Pour ces raisons, l’EPER demande que l’objectif 4 du rapport explicatif du Conseil fédéral soit complété dans le sens d’un développement durable et inclusif en prévoyant la protection des droits civiques fondamentaux et le renforcement d’une société civile diverse et inclusive. La stratégie de la Confédération doit s’engager à faire progresser les droits humains et la démocratie afin de freiner la tendance actuelle à restreindre les droits civiques. Il est également nécessaire que la Confédération s’engage davantage contre l’impunité et pour la protection des personnes militant dans le domaine des droits humains. Tant en Suisse que dans les pays partenaires, la collaboration avec la société civile doit s’inscrire sur le long terme pour favoriser un climat de confiance mutuelle. Ce sont précisément les acteurs de la société civile qui portent la voix des populations pauvres ou défavorisées et qui font en sorte que l’aide de la coopération au développement leur parvienne au lieu d’être captée par quelques privilégiés.

 

L’EPER s’engage depuis de nombreuses années pour le renforcement de la société civile dans les pays où elle mène des projets. Sur les plans local, national et international, elle travaille avec des partenaires qui aident les personnes défavorisées à faire valoir leurs droits.

Prévenir plutôt que guérir
 

Il est important, aux yeux de l’EPER, que la Suisse prenne des mesures pour lutter contre les changements climatiques et pour renforcer les capacités de résilience des personnes les plus fortement touchées. Ainsi, ces personnes pourront réagir avec leurs propres ressources face à des catastrophes dont la fréquence et le degré risquent de s’aggraver. La résilience et la prévention des catastrophes font d’ailleurs partie intégrante de la coopération au développement et permettent de réduire les interventions de l’aide humanitaire.

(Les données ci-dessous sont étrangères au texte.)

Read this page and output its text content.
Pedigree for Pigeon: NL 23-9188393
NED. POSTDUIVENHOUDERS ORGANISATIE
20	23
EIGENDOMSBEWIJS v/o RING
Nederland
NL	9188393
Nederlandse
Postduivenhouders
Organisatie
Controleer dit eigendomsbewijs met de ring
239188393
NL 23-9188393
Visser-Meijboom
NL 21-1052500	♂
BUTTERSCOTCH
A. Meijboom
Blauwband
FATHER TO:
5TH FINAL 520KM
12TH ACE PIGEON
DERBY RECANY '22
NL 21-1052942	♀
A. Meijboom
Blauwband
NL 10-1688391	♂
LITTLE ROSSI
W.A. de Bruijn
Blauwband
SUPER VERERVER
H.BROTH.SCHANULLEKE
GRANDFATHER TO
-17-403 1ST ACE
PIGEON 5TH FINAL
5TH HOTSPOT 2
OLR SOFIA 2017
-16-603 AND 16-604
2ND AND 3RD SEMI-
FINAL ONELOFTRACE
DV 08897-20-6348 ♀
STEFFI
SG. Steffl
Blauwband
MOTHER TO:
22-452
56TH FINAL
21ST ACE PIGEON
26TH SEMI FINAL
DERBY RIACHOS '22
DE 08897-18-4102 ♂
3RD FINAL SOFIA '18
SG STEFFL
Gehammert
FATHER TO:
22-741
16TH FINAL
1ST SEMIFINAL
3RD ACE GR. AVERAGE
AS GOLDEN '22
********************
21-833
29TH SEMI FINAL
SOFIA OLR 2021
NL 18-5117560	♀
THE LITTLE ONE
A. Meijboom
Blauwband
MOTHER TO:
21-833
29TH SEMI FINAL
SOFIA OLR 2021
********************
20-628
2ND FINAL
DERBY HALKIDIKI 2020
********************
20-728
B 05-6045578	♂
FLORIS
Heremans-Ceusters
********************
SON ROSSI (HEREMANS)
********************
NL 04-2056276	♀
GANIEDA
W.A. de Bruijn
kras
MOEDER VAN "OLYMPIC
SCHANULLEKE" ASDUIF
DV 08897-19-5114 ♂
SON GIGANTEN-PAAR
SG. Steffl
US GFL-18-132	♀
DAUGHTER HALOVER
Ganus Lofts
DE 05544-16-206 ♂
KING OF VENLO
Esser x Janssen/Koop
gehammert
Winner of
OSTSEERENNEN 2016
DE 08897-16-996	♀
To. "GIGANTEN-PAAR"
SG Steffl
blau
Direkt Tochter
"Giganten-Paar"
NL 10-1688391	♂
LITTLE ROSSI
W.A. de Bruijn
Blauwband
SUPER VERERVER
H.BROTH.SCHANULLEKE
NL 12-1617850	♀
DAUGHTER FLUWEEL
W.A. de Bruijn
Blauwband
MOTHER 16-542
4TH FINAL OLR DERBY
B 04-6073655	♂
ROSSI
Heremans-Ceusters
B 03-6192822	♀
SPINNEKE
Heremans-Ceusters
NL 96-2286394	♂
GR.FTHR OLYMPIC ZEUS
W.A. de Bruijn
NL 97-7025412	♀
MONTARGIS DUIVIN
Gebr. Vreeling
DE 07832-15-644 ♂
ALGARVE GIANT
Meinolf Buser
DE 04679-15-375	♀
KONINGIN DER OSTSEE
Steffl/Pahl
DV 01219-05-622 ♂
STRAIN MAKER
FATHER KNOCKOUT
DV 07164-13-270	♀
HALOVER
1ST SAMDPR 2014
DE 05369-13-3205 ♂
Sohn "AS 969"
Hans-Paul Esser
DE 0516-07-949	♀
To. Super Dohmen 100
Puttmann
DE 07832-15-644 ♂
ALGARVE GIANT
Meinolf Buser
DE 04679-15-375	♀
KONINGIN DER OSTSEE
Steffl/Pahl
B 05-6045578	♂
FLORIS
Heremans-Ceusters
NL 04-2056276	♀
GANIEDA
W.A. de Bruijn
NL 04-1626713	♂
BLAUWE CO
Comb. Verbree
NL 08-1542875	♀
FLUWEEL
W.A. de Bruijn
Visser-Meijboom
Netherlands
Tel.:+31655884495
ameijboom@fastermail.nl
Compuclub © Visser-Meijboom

Partant de ce constat, l’EPER juge positif que la Confédération prenne au sérieux les changements climatiques, mais elle demande que cette thématique prioritaire soit mieux financée hors du cadre de la coopération au développement, par exemple à travers la redevance sur le CO2, comme le Conseil fédéral l’avait promis à l’origine.


Cadre financier insuffisant


La part allouée à la coopération internationale représente 0,45% du produit intérieur brut (PIB). Ce pourcentage n’est plus que de 0,4% si l’on enlève les dépenses liées à l’asile, que plusieurs organisations estiment ne pas devoir être comptées dans la coopération au développement. L’objectif de 0,7% a pourtant été annoncé à plusieurs reprises par la Confédération. En tant que grande gagnante de la mondialisation, l’EPER considère que la Suisse serait bien avisée d’atteindre cet objectif et suive l’exemple d’autres pays tels que la Suède, la Norvège, le Danemark, le Luxembourg ou le Royaume-Uni qui consacrent déjà 1% de leur PIB pour un monde prospère et plus juste. Par conséquent, l’EPER demande que la Confédération tienne ses engagements et fasse passer à 0,7% du PIB la part allouée à la coopération internationale d’ici fin 2024. A long terme, il s’agira d’accroître ce taux à 1% du PIB.